Zufälligerweise fand der amerikanische Architekt, Arnold A. Oppler, die Hamelner Gemeinde und Dohme während er im Internet ueber seinen Urgroßvater, den berühmten deutsch-jüdischen Architekten Edwin Oppler, recherchierte. Es war naemlich sein Urgroßvater, der die Hamelner Synagoge im Jahre 1879 baute. Für den jüngeren Oppler war es glasklar, dass er Dohme schreiben musste um seine Dienste als Architekt anzubieten und den Oppler'schen Kreis in Hameln zu schließen. Heute sind die Plaene fuer eine neue Synagoge fertig.

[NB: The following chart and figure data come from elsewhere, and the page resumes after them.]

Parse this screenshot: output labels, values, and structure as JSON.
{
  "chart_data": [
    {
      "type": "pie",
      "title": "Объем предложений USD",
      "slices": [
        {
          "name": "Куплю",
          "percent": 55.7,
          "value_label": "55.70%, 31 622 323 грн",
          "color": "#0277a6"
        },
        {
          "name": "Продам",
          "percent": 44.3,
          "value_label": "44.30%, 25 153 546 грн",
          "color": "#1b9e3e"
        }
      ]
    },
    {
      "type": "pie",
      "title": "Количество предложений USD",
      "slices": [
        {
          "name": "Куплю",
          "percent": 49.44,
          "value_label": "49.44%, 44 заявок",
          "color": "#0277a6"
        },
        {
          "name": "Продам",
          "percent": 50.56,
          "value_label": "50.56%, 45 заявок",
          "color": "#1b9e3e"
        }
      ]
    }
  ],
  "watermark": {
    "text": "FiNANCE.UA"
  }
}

„Natürlich brauchen wir Geld um diese Plaene und diesen Traum realisieren zu Können.“ sagt Dohme. „Unsere Mitglieder sind überwiegend Neueinwanderer und haben nicht das nötige Geld.“

Dohme fügt hinzu, dass es neben der Aufgabe Spenden fuer eine Synagoge und einen Rabbiner zu sammeln, die Herausforderung der Mitglieder selbst gibt. Juden, die in ihren Heimatländern der ehemaligen Sowjetunion , nicht Juden sein durften. Hier in ihrer neuen Wahlheimat, möchten sie Juden sein und nehmen ein jüdisches Leben wieder an. Dies ist mehr als zutreffend, wenn man die vielen Bilder, die an den Wänden des Gemeindezentrums Hängen, betrachtet. Fotos von Bar und Bat Mitzwot, Chanukka Feste, Hochzeiten und Baby Namensgebung Zeremonien be-zeugen, dass ein großer Teil der in Hameln lebenden russischen Juden ihr Judentum wieder gemeinsam feiern wollen.

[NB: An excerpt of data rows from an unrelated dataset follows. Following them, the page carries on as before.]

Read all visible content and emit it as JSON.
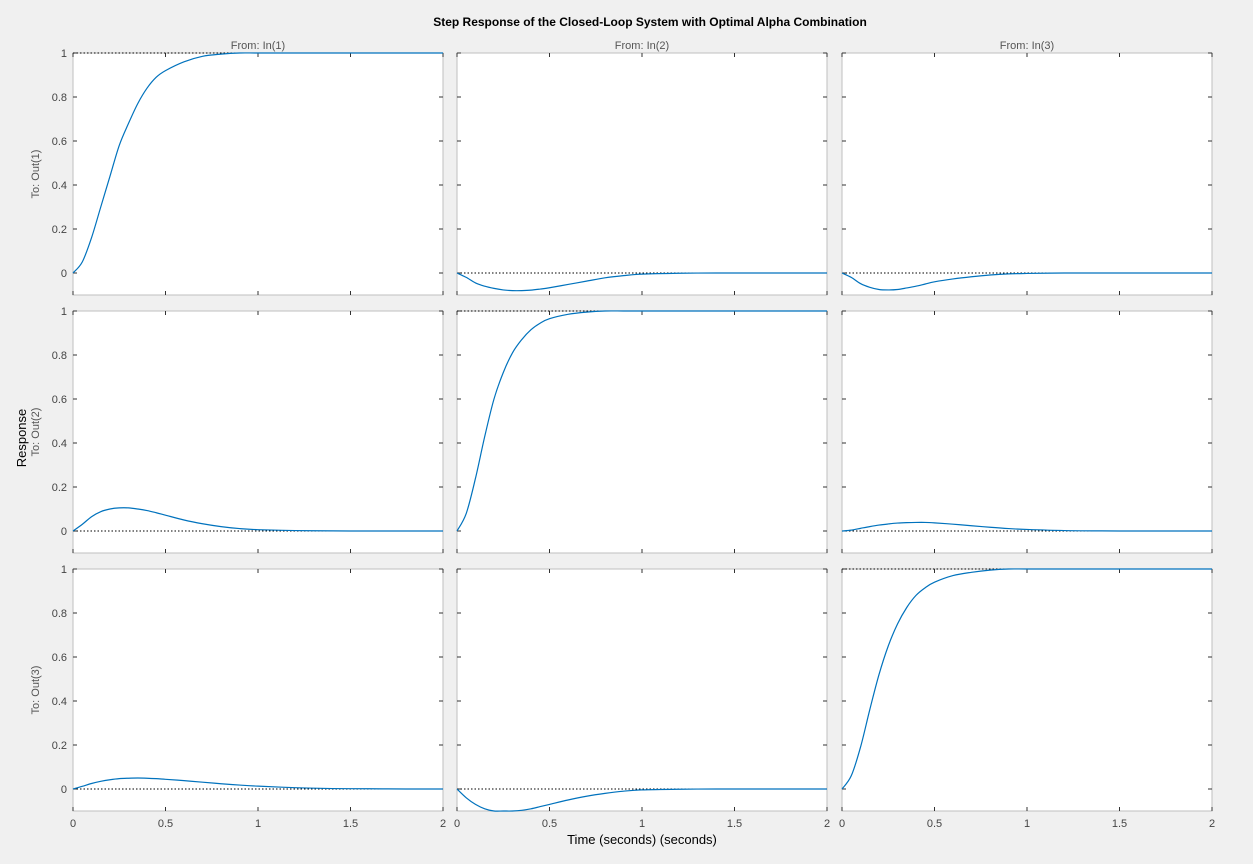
{
  "figure": {
    "title": "Step Response of the Closed-Loop System with Optimal Alpha Combination",
    "ylabel": "Response",
    "xlabel": "Time (seconds) (seconds)",
    "background": "#f0f0f0",
    "axes_background": "#ffffff",
    "line_color": "#0072bd",
    "reference_line_color": "#000000"
  },
  "chart_data": {
    "type": "line",
    "title": "Step Response of the Closed-Loop System with Optimal Alpha Combination",
    "xlabel": "Time (seconds) (seconds)",
    "ylabel": "Response",
    "grid": false,
    "legend": "none",
    "xlim": [
      0,
      2
    ],
    "ylim": [
      -0.1,
      1
    ],
    "x_ticks": [
      0,
      0.5,
      1,
      1.5,
      2
    ],
    "x_tick_labels": [
      "0",
      "0.5",
      "1",
      "1.5",
      "2"
    ],
    "y_ticks": [
      0,
      0.2,
      0.4,
      0.6,
      0.8,
      1
    ],
    "y_tick_labels": [
      "0",
      "0.2",
      "0.4",
      "0.6",
      "0.8",
      "1"
    ],
    "column_labels": [
      "From: In(1)",
      "From: In(2)",
      "From: In(3)"
    ],
    "row_labels": [
      "To: Out(1)",
      "To: Out(2)",
      "To: Out(3)"
    ],
    "time": [
      0,
      0.05,
      0.1,
      0.15,
      0.2,
      0.25,
      0.3,
      0.35,
      0.4,
      0.45,
      0.5,
      0.6,
      0.7,
      0.8,
      0.9,
      1.0,
      1.2,
      1.4,
      1.6,
      1.8,
      2.0
    ],
    "panels": [
      {
        "row": 0,
        "col": 0,
        "steady_state": 1,
        "y": [
          0,
          0.05,
          0.16,
          0.3,
          0.44,
          0.58,
          0.68,
          0.77,
          0.84,
          0.89,
          0.92,
          0.96,
          0.985,
          0.995,
          1.0,
          1.0,
          1.0,
          1.0,
          1.0,
          1.0,
          1.0
        ]
      },
      {
        "row": 0,
        "col": 1,
        "steady_state": 0,
        "y": [
          0,
          -0.02,
          -0.045,
          -0.06,
          -0.07,
          -0.077,
          -0.08,
          -0.08,
          -0.078,
          -0.073,
          -0.067,
          -0.052,
          -0.037,
          -0.022,
          -0.012,
          -0.005,
          -0.001,
          0,
          0,
          0,
          0
        ]
      },
      {
        "row": 0,
        "col": 2,
        "steady_state": 0,
        "y": [
          0,
          -0.02,
          -0.048,
          -0.065,
          -0.075,
          -0.077,
          -0.075,
          -0.068,
          -0.06,
          -0.05,
          -0.04,
          -0.027,
          -0.017,
          -0.009,
          -0.004,
          -0.002,
          0,
          0,
          0,
          0,
          0
        ]
      },
      {
        "row": 1,
        "col": 0,
        "steady_state": 0,
        "y": [
          0,
          0.03,
          0.065,
          0.088,
          0.1,
          0.105,
          0.105,
          0.1,
          0.093,
          0.083,
          0.072,
          0.05,
          0.033,
          0.02,
          0.011,
          0.006,
          0.002,
          0.0005,
          0,
          0,
          0
        ]
      },
      {
        "row": 1,
        "col": 1,
        "steady_state": 1,
        "y": [
          0,
          0.08,
          0.24,
          0.43,
          0.6,
          0.72,
          0.81,
          0.87,
          0.915,
          0.945,
          0.965,
          0.985,
          0.995,
          1.0,
          1.0,
          1.0,
          1.0,
          1.0,
          1.0,
          1.0,
          1.0
        ]
      },
      {
        "row": 1,
        "col": 2,
        "steady_state": 0,
        "y": [
          0,
          0.004,
          0.012,
          0.02,
          0.027,
          0.032,
          0.036,
          0.038,
          0.039,
          0.039,
          0.037,
          0.031,
          0.024,
          0.017,
          0.011,
          0.007,
          0.002,
          0.0005,
          0,
          0,
          0
        ]
      },
      {
        "row": 2,
        "col": 0,
        "steady_state": 0,
        "y": [
          0,
          0.012,
          0.025,
          0.035,
          0.042,
          0.047,
          0.049,
          0.05,
          0.049,
          0.047,
          0.044,
          0.038,
          0.031,
          0.024,
          0.018,
          0.013,
          0.006,
          0.002,
          0.001,
          0,
          0
        ]
      },
      {
        "row": 2,
        "col": 1,
        "steady_state": 0,
        "y": [
          0,
          -0.04,
          -0.07,
          -0.09,
          -0.1,
          -0.1,
          -0.1,
          -0.097,
          -0.09,
          -0.08,
          -0.07,
          -0.05,
          -0.033,
          -0.02,
          -0.01,
          -0.004,
          -0.001,
          0,
          0,
          0,
          0
        ]
      },
      {
        "row": 2,
        "col": 2,
        "steady_state": 1,
        "y": [
          0,
          0.06,
          0.19,
          0.36,
          0.52,
          0.65,
          0.75,
          0.825,
          0.88,
          0.915,
          0.94,
          0.97,
          0.985,
          0.995,
          1.0,
          1.0,
          1.0,
          1.0,
          1.0,
          1.0,
          1.0
        ]
      }
    ]
  }
}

Wie ein ehemaliger überzeugter Kommunist aus der Gemeinde sagte, „In der Ukraine, wusste ich, dass ich Jude war, weil ich einen ‚J‘ in meinem Pass hatte. Hier habe ich kein Merkmal mehr und lerne freiwillig, was es wirklich bedeutet Jude zu sein.“ Dohme fügt hinzu, dass er eines der aktivsten Mitglieder der Gemeinde geworden ist.